De nombreux chanteurs célèbres ont commencé leur carrière dans ces bouzoukia : Marinella, Pashalis Terzis, Vasilis Karras, Antonis Remos et Despina Vandi, ainsi que des chanteurs-artistes plus récents tels que Paola et Makis Dimakis. Aujourd’hui, malgré une pandémie en cours et les séquelles d’une crise économique, les habitants et les visiteurs de la ville continuent de profiter de la bouzoukia, bien que la fréquentation soit en baisse par rapport aux années précédentes. Pyli A, Mouses en Horo, Fix et Stage Live sont quelques-uns des endroits les plus célèbres de ce type, et tout comme les touristes devraient essayer les spécialités locales d’une ville, une nuit au bouzoukia devrait faire partie de l’expérience des visiteurs novices à Thessalonique. , quels que soient leurs goûts musicaux et malgré le fait que ces établissements ont, en fait, à la fois leurs fidèles fans et leurs ennemis jurés parmi les locaux.
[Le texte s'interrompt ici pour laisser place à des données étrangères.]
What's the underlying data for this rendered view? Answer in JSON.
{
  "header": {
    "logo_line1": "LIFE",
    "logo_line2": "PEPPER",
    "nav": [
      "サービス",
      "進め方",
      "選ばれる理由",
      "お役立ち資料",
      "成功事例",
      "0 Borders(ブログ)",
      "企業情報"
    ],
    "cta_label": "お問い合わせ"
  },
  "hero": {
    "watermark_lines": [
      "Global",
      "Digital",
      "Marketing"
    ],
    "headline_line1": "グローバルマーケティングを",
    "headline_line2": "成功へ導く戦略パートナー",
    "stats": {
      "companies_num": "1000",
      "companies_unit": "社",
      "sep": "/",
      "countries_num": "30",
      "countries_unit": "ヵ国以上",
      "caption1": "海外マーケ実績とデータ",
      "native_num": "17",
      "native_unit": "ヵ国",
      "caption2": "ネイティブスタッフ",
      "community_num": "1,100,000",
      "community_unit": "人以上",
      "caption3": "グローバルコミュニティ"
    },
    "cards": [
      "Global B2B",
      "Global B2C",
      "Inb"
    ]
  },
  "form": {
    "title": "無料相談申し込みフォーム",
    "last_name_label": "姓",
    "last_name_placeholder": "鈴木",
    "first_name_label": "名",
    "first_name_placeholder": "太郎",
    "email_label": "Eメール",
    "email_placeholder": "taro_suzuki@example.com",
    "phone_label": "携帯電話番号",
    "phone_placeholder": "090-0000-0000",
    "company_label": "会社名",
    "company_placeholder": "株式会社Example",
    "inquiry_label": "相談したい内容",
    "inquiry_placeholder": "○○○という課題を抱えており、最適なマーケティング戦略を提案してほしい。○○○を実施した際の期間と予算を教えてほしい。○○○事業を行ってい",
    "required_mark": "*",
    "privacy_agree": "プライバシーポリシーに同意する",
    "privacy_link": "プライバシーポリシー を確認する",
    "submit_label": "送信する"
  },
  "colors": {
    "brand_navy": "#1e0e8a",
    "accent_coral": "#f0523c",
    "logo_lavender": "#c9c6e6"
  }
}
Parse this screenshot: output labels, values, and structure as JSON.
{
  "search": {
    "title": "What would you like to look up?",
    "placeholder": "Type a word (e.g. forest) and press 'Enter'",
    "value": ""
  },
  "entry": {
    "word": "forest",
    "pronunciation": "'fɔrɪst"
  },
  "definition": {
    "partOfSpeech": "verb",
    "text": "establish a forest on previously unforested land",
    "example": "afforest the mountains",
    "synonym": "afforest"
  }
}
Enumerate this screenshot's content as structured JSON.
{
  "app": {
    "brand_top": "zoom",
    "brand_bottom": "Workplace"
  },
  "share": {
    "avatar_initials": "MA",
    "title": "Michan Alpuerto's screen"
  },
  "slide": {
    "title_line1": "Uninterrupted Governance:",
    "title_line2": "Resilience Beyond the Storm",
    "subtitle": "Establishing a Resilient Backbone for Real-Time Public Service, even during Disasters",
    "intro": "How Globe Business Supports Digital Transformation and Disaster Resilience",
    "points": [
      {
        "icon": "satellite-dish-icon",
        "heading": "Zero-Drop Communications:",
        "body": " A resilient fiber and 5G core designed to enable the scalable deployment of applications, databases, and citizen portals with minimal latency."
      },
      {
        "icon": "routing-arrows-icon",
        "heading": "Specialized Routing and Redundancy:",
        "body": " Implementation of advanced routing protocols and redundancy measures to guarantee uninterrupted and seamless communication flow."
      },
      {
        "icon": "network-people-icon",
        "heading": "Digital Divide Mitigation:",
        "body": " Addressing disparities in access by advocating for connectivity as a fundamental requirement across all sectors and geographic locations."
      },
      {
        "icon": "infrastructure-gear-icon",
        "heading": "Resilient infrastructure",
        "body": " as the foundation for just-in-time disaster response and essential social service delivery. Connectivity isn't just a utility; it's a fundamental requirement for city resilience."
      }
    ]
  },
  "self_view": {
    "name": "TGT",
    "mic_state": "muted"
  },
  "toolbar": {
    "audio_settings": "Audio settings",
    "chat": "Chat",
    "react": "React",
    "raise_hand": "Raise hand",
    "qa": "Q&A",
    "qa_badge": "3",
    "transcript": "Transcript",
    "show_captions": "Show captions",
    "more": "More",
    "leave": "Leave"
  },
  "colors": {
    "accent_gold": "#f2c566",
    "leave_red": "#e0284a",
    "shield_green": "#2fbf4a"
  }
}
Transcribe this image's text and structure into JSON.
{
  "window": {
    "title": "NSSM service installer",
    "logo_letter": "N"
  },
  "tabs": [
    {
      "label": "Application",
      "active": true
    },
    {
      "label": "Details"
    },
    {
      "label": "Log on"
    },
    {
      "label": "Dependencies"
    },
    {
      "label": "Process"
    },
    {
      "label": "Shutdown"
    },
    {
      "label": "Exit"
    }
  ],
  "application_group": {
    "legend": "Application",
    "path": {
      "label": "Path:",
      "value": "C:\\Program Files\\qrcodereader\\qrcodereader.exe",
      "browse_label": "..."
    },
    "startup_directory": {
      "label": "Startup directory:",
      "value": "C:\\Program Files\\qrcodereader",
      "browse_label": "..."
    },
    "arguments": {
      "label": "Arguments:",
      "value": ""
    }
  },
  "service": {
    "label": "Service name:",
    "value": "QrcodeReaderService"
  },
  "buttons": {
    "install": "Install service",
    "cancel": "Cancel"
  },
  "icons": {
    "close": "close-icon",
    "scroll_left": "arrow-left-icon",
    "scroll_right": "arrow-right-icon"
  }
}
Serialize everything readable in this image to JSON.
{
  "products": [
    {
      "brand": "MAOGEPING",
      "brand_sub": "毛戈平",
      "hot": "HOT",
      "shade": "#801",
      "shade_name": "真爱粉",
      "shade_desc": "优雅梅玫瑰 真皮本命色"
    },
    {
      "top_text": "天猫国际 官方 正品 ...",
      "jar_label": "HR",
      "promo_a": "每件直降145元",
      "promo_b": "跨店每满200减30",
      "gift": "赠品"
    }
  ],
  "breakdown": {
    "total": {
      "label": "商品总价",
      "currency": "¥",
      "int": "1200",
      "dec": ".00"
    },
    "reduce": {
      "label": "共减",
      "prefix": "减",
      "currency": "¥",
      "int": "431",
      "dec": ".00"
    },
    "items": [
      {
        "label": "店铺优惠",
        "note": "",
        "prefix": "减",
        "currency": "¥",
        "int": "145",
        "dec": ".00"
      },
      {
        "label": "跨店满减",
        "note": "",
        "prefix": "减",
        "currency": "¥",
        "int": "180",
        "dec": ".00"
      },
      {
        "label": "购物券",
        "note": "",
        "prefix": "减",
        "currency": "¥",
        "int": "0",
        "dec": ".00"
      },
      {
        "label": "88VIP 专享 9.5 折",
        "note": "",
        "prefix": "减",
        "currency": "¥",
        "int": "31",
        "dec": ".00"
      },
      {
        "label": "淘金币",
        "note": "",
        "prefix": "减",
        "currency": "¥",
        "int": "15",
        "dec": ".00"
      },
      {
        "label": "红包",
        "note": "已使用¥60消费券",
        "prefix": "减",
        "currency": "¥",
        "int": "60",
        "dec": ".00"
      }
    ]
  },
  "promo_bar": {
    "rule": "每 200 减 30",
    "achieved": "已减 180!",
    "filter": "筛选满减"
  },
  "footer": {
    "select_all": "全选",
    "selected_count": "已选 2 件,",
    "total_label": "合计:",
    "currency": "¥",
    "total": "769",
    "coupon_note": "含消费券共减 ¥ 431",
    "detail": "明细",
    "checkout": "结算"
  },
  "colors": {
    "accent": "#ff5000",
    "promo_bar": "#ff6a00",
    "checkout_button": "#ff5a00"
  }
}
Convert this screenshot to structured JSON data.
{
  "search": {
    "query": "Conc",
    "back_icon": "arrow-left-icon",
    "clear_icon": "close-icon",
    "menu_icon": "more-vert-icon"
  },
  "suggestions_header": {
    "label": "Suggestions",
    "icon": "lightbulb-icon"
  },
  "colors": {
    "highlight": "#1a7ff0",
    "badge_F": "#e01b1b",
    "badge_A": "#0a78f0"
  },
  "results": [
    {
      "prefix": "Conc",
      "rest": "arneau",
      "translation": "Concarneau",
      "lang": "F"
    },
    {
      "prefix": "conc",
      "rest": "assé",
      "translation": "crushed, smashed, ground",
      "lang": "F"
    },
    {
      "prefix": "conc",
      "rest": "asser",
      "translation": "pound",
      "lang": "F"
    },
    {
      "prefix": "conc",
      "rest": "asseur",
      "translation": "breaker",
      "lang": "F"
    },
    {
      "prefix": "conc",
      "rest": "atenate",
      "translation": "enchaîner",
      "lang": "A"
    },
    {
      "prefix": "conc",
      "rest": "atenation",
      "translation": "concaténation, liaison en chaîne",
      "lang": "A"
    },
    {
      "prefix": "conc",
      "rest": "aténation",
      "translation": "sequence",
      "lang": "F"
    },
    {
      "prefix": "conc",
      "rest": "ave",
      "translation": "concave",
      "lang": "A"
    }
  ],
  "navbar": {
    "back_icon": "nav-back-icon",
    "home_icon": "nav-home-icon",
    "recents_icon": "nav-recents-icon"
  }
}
Thessalonique offre tellement d’options de divertissement pour tous les goûts, mais beaucoup de gens dans les cafés et les bars de la ville sont encore nostalgiques du vieux Thessalonique – l’explosion de la musique rock, des lieux authentiques pour écouter des chansons folkloriques urbaines et le sens de la communauté. Au 22 rue Pavlou Mela, où se trouvait autrefois l’ancien joint de Tsitsanis, il y a maintenant un magasin de vêtements. Et pourtant, comme le dit Giannis Aggelakas dans la chanson « Giorti », dans son accent épais et caractéristique de Thessalonique, « il y a quelque chose qui n’a pas encore été perdu ». C’est peut-être une soif de ce qui est à venir. Vous pouvez l’entendre dans les paroles sérieuses de LEX, dans l’atmosphère de fête de Souled Out et dans le son de ce groupe inconnu qui répète aujourd’hui dans l’espoir de jouer pour vous demain.